Fully asynchronous agents using PR’s as their interface to your code seem like the final form on small, scoped tasks. Models have been improving and in my anecdotal experience one-shotting more tasks. This seems like a better developer and increasingly non-developer experience: prompts, specs, and context in and a single artifact out. The “year of reasoning” 2025 has been all about using more compute at test-time, and synchronous sessions place natural limits on that.

Developer tools that keep interactive components (Cursor, Windsurf, Ona-formerly-Gitpod) seem like the short-term winners. Supervision and interactive sessions have been the main way I’ve used these tools. AI optimists claim that linear improvements in model performance will yield super-linear coding performance. I don’t think that’s likely, and I’m confident the future of development with LLM tooling will heavily rely on test-time compute and improved harnesses.
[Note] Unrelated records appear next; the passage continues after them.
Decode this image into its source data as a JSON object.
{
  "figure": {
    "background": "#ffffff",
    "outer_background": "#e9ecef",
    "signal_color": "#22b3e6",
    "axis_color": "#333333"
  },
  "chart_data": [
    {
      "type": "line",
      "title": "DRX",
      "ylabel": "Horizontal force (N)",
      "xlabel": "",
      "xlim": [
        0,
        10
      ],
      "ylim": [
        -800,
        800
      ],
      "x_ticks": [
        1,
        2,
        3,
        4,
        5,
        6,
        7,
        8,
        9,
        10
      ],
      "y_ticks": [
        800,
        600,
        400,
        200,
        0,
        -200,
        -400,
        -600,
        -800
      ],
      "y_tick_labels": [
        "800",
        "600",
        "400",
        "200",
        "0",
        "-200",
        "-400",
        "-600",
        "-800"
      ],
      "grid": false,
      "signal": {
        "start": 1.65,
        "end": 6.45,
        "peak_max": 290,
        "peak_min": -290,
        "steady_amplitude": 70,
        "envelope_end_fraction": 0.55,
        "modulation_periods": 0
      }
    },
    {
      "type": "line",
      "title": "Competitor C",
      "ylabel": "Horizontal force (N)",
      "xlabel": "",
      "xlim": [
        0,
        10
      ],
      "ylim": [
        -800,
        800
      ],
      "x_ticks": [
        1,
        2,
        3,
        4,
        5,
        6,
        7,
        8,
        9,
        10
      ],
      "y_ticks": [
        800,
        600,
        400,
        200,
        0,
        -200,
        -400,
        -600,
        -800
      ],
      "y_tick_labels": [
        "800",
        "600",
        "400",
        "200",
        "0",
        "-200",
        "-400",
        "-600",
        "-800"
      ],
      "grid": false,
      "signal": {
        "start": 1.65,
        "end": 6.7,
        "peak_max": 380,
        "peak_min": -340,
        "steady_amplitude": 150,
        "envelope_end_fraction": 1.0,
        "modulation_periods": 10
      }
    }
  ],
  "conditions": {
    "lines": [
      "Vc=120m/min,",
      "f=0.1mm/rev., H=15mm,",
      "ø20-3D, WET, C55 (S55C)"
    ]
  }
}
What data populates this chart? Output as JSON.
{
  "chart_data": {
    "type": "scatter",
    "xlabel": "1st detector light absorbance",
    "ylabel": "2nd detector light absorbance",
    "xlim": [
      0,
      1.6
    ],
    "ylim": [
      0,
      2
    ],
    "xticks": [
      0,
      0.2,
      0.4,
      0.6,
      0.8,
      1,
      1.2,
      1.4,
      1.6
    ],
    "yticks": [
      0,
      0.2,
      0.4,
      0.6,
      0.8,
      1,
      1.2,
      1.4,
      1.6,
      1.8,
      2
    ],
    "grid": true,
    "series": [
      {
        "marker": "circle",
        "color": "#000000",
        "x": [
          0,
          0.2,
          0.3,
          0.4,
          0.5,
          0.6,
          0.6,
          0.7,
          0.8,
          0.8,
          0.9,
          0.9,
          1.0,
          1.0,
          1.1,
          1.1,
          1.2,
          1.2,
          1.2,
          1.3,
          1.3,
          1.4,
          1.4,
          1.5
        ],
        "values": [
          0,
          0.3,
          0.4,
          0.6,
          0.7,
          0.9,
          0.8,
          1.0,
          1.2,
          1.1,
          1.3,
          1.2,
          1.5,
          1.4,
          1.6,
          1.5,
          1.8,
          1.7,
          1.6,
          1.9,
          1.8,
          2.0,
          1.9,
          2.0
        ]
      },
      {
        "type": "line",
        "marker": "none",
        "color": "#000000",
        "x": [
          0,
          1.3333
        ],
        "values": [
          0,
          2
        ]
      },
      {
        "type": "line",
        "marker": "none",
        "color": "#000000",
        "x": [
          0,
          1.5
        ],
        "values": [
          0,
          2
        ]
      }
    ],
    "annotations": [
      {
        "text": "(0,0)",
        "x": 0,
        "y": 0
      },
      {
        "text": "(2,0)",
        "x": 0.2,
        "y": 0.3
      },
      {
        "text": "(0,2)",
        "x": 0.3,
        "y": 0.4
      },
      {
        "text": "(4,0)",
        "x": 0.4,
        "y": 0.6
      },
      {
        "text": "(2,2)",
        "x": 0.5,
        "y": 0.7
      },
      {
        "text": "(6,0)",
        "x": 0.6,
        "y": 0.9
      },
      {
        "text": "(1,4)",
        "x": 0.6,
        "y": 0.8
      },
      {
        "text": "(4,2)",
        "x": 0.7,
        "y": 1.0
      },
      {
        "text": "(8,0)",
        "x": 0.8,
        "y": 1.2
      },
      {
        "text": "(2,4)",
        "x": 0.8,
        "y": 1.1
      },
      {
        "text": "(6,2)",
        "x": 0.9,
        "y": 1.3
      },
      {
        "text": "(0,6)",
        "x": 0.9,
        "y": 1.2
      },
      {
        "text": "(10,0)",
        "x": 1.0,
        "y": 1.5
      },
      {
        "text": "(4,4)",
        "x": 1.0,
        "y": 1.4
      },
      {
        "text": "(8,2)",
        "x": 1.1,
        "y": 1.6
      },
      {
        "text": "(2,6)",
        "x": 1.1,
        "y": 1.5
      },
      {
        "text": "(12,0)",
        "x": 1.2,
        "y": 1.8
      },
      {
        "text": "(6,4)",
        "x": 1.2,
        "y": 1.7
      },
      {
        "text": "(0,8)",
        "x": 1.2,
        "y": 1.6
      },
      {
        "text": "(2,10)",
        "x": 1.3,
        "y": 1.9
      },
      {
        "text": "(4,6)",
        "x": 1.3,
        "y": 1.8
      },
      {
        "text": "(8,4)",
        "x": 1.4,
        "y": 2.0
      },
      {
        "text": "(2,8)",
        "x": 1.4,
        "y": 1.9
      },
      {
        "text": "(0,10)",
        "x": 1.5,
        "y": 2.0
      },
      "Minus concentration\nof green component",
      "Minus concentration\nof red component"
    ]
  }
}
Disposable Code & Avoiding Blunders

A big lesson LLM’s have reinforced for me is advice from Dan Luu:

I feel like it would be useful for programmers, as a field, to acknowledge that humans are bad at programming.

This is because techniques for improving at things you’re bad at are different from techniques for improving at things you’re good at. -@danluu 2021-09-28

E.g., blunder avoidance is generally high ROI when you’re bad and I’ve gotten a lot of mileage from trying to avoid blunders.
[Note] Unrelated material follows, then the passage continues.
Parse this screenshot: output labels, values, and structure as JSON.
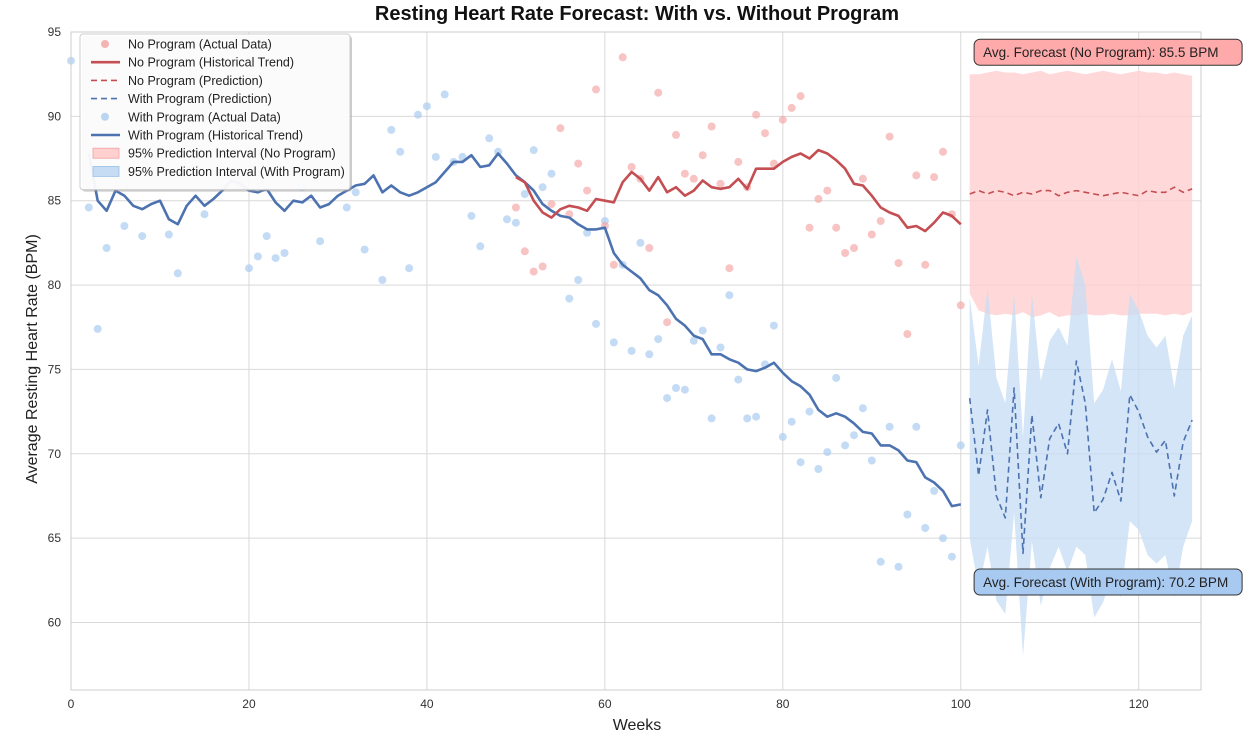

If I look at how other people operate, they often do really sophisticated/complex stuff that’s net ineffective because it increases the rate of blunders. -@danluu 2021-09-28

The main change is how much more heavily I lean on testing and automatic remediation tools. For TypeScript, that has meant learning GritQL for Biome to find bad practices and remediate problems.

Focusing on blunder avoidance combined with the drastic decrease in cost of first-draft code, I have had to change my mindset. When I only wrote code manually, I treated it like a precious investment of my time. I used stacked git to work on multiple related changes and carefully send them for human review. With LLM’s, when I see blunders I am more apt to throw out the branch and start again with better verification tools.

Using Specs to Maintain Quality

Development in 2026 will change, but humans are poor multi-taskers and hate waiting for things and pressing “approve”. Adversarial LLM agents could compete in controlled ways using high-level verifiable formats (OpenAPI, JSONSchema, TLA+) and use tools to iterate towards the spec. Because of the need for more compute, that will probably look more like fully asynchronous agents than interactive sessions. One (or more) agents will build increasingly automated specs, tests, and validators while the other(s) build the code.

Something like AWS’ automated reasoning checks seem like a fruitful path, I’ve dabbled in TLA+ but always hit the same problem: checking the TLA+ proof against the code as-implemented. A 2024 paper fusing formal methods and LLMs uses Coq and proposes generating proofs from natural language, then iterating against the theorem prover with a separate LLM thread. My experience with LLM-written tests has been that they produce happy-path cases easily, basic error cases with some prompting, and often create tautological test cases. My stance on code generation used to be “LLM’s can write the code, or the tests: never both.”

Similar to the paper, I now use LLM’s for both tests and code in separate contexts. Unlike the authors, I haven’t learned Coq (yet). Instead, I start with a spec to build the test suite then start a separate session with a fresh context window to implement the code, running tests as it goes. For personal projects I’ve leaned progressively harder on Rust which grants more guarantees by default. This cuts down on simple tests (is thing actually a number?), and the dead code detection helps delete swaths of unused helpers.

Coming in 2026

You can’t do anything lately without hearing about “agentic software development” so there will obviously be a lot more development over the coming year. For now, I’ll be keeping my local container-based workflow and focus on verification techniques. 2026 may be the year formal methods become cool.